Health, Safety, Welfare: Is the Transportation Profession Providing for the Public?
Presented to the Southern District Institute of Transportation Engineers Annual Conference and to the National Strong Towns Summit.
“Does your day-to-day work as a transportation engineer match the expectations and training you received in college?” That was the question posed by Institute of Transportation Engineers President Shawn Leight during the opening of the 2017 Southern District ITE Annual Meeting in Columbia, South Carolina. The resounding answer was, “no.” We are trained in equations, standards and codes.
We are also trained to plan, design and implement transportation improvements in our communities through a narrow context of inputs and outputs, but we are called to more.
Our work is ultimately about connecting people to provide social and economic opportunities. Transportation is more than moving cars or adhering to standards and codes, it is about supporting human flourishing in our communities. We see this truth inform our ethics as professionals. As engineers, we are called to, “Hold paramount the safety, health and welfare of the public” (National Society of Professional Engineers Code of Ethics).

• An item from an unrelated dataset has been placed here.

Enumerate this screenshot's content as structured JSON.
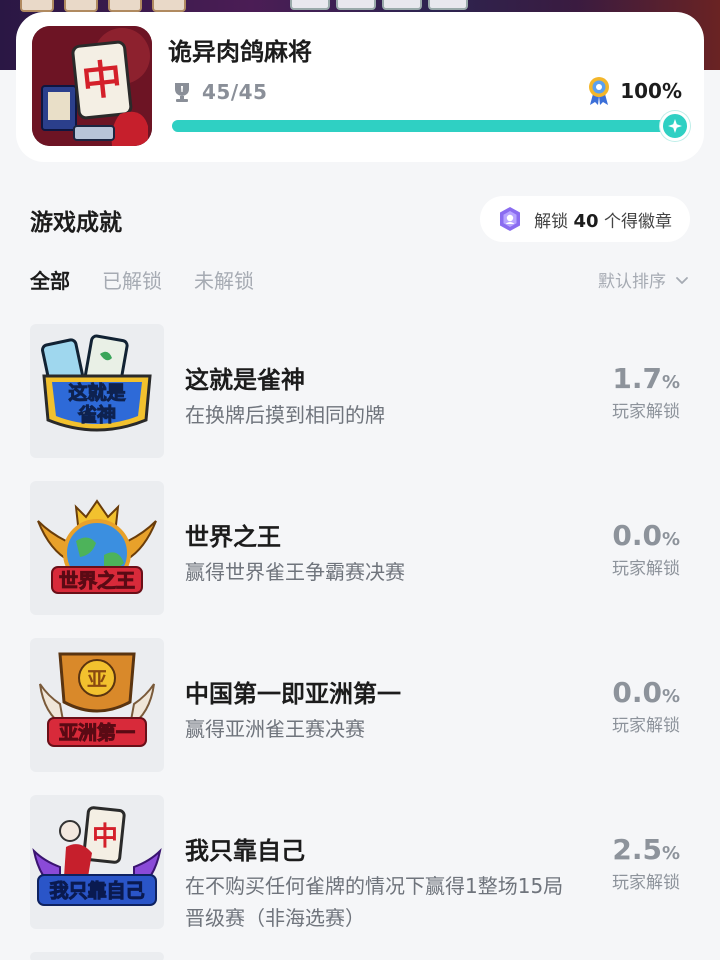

For planners, we are called to, “Seek social justice by working to expand choice and opportunity for all” (American Planning Association Code of Ethics). We are given this ethical mission. Our work is driven by a moral imperative; it is not simply objective. As we strive to provide the best in our communities, the problem surfaces when you see the juxtaposition of these intentions to the results of our work.
Tracking the specific impacts on the safety, health and welfare of the public by our transportation decisions, one can see the failure of our system to meet the expectations of our ethical mission. National data and publications identify that the current built environment is a barrier in each of these areas. The realization of these shortcomings in our field is the first step to correcting them. If the current approach to transportation is not bringing the desired results, then we must be able to question and refocus our approach. By approaching these deficiencies in our cities from a comprehensive holistic sense, cities across the globe have provided examples on how to reorient our thinking to hold human flourishing – safety, health and welfare – paramount. Removing the silo of transportation from areas like parks, economic development and urban planning, success can be redefined to make sure each of these parts comes together to create the whole vision for the community.
As transportation engineers and planners, we have the tools to do better – to prioritize safety, health and welfare. We must reflect on the results of our decisions and ask whether it reveals the ethical mission to which we are called. If it does not, we must challenge the assumptions we have held and change our approach to think comprehensively about our city’s needs and be a leader bringing about the full vision of the community.